Miguel Ángel Aranda, en esta exposición “Cuerpos Celestes”que captura nuestra mirada hacia sus obras, es más platónico que atomista: las ideas son más reales que el mundo natural. No es necesario observar los planetas, mejor imaginarlos.Aranda imagina cada uno de estos planetas del sistema solar y los asocia a nosotros mismos dándoles una mirada personal –quasi platónica–, la visión del artista. Sus planetas no consiguen escapar al magnetismo de unos pinceles que trazo a trazo abarcan una esfera completa y confieren a cada uno de ellos una atmósfera especial.
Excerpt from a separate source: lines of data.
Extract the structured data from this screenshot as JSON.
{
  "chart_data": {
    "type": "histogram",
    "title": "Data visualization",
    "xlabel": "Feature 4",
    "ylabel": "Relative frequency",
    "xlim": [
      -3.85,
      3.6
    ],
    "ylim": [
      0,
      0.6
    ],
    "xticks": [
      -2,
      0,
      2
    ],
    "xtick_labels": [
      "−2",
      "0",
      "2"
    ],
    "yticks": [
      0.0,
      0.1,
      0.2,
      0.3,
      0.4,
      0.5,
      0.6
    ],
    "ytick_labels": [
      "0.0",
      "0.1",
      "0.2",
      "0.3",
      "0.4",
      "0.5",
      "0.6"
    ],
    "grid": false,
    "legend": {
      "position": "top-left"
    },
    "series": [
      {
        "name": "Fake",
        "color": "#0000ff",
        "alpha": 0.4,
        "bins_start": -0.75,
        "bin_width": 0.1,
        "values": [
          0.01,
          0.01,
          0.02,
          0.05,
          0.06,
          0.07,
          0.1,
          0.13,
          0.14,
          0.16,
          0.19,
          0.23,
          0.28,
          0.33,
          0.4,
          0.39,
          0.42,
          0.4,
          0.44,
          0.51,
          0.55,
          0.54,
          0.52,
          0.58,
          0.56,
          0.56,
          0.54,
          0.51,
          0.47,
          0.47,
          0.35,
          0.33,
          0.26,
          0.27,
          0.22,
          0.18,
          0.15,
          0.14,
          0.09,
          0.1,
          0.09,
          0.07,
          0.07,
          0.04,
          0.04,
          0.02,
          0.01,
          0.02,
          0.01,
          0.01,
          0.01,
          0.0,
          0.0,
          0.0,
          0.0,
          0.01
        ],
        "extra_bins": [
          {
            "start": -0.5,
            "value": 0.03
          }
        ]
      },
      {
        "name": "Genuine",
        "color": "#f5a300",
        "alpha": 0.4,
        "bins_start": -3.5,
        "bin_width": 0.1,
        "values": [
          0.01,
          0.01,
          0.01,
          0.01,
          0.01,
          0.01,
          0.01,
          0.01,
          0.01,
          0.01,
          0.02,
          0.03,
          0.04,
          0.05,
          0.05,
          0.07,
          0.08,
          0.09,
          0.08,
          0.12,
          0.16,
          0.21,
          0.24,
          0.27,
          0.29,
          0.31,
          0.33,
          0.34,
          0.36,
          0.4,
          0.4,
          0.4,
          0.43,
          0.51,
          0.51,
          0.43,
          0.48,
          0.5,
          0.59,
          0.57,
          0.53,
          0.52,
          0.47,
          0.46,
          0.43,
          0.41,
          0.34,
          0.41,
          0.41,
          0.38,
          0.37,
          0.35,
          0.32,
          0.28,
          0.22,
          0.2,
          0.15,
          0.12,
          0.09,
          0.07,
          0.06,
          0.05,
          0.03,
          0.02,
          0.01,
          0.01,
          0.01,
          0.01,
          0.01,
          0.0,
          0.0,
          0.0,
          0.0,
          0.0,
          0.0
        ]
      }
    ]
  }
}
Nicolás de Cusa y Giordano Bruno pensaban que los habitantes del sol, por su influencia ígnea, eran más claros, iluminados e intelectuales, así como los de la luna eran más excéntricos. Bernard Le Bovier pensaba que los venusinos eran apasionados y los mercurianos enloquecidos… En el libro Cosmotheoros, conjeturas relativas a los mundos planetarios, sus habitantes y producciones, 1698, Christiaan Huygens visita alegóricamente cada uno de los planetas dando significado a todo lo que allí imaginaba. En la actualidad todavía seguimos preguntándonos qué clase de vida puede haber en cada planeta, seguimos buscando evidencias millonarias…
Miguel Ángel Aranda es como un viajero espacial que tiene el privilegio de averiguar los seres que viven en cada planeta, así como Duracotus hizo con la luna.Igual que nosotros observamos el universo de Aranda, sus planetas –él– lo hacen con nosotros. Desde que el sol deposita su mirada en el “visitante” ya no dejará de hacerlo. Le seguirá a través de la sala. Y a cada paso, como si recorriésemos millones de kilómetros, se unirán nuevas miradas de cada uno de los planetas, desde los más pequeños a los más grandes, de los más próximos a los más alejados, de los amarillos a los rojos y los azules. Se trata, pues, de un viaje que no deja indiferente, tal es la fuerza de los colores y las miradas, tal la atracción hacia unas atmósferas únicas.
Los planetas de Aranda han conseguido escapar de la rigidez del lienzo y dibujan curvas imposibles. En alguna ocasión Aranda había probado con formatos particulares –como paletas de pintura–, pero en esta ocasión ha conseguido huir de la atracción gravitatoria del lienzo y del formato cuadrado sintiendo la libertad de orbitar sobre formatos únicos creados por él mismo. Las obras de esta exposición son como un tentáculo más de la Vía Láctea que componen el universo del artista y sintetizan todo su recorrido por más de veinte años. Desde luego se trata de una exposición provocativa, particular y atrayente que no deja indiferente; una especie de viaje espacial –a bordo de la nave del arte– para los sentidos. Para observar sus planetas no será necesario un telescopio ni una noche sin luna, bastará con que nos dejemos atrapar por esas miradas indiscretas y al igual que Platón imaginemos el resto.